Hitler'i iktidara getiren Bektaşi ve Mason Türk Örgütü!
Araştırmacı-Yazar
Aytunç Altındal Hitleri iktidara getiren örgütün Teşvikiye'de Bektaşi ve
Masonlar tarafından kurulduğunu iddia etti.
....
Hitler ve mavi kana
dönecek olursak...
Benim Hitler üzerine bir
kitabım çıktı Türkiye’de “Bilinmeyen Hitler” diye. İngiltere’de “Behind the
Mask of Hitler” (Hitler’in Maskesinin Ardında) diye çıktı o ve orada da burada
da oldukça ilgi gördü.
Mavi kanın tam olarak
nerden geldiğini öğrenebilir miyiz?
Mavi kan, Mısır’dan
gelmektedir. Mısır’da başlayan bir gelenek.
Hermetik gelenekle
ilgisi var o zaman.
Evet, hermetizm ile
bağlantısı var dolayısıyla mavi kan diye bilinen hadise, zeka ile bağlantılı.

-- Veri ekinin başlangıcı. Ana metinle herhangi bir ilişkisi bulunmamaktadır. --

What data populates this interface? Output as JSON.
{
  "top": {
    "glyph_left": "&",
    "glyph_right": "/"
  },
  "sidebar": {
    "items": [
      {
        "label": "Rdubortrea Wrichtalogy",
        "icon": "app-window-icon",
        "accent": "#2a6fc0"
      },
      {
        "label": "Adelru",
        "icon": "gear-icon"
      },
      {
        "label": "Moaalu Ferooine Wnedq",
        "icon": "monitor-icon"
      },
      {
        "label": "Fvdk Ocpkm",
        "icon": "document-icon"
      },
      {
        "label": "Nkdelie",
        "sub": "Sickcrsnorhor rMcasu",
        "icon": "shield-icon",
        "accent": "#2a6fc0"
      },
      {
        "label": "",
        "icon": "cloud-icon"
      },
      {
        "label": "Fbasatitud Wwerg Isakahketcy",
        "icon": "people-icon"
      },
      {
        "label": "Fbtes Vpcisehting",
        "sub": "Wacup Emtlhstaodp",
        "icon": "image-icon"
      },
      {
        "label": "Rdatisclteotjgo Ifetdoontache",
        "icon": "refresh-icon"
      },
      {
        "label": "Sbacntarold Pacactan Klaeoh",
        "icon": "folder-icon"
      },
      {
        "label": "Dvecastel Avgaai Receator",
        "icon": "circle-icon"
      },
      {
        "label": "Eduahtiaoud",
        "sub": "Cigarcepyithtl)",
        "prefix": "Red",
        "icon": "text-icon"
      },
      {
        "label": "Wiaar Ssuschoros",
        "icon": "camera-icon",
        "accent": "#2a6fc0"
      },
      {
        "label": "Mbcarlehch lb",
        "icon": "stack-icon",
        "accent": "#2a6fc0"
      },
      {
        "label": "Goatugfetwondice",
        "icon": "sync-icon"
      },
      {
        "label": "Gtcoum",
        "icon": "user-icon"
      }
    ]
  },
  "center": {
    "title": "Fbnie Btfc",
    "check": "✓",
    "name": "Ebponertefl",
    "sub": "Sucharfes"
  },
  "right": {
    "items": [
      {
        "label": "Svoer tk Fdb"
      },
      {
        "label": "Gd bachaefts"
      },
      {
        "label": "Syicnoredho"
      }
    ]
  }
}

Yani çok yüksek zeka düzeyine sahip olan kişiler mavi kanlıdır. Renk ve
cinsiyet önemli değildir sadece altın elementinin yüksek olması lazım. Avrupa
bunu kendine monopolize etmiş “Beyaz ırk, üstün ırktır” diyerek. İşin bu tarafı
safsata. Dünyanın her köşesinde mavi kanlı insan olabilir. O kanın
özelliklerinden biri çok yavaş akmasıdır, çok koyu olması. Bu mavi kanlı
insanlar içinde de çok değişikler var, elitin eliti. Onlar da Cabiriler.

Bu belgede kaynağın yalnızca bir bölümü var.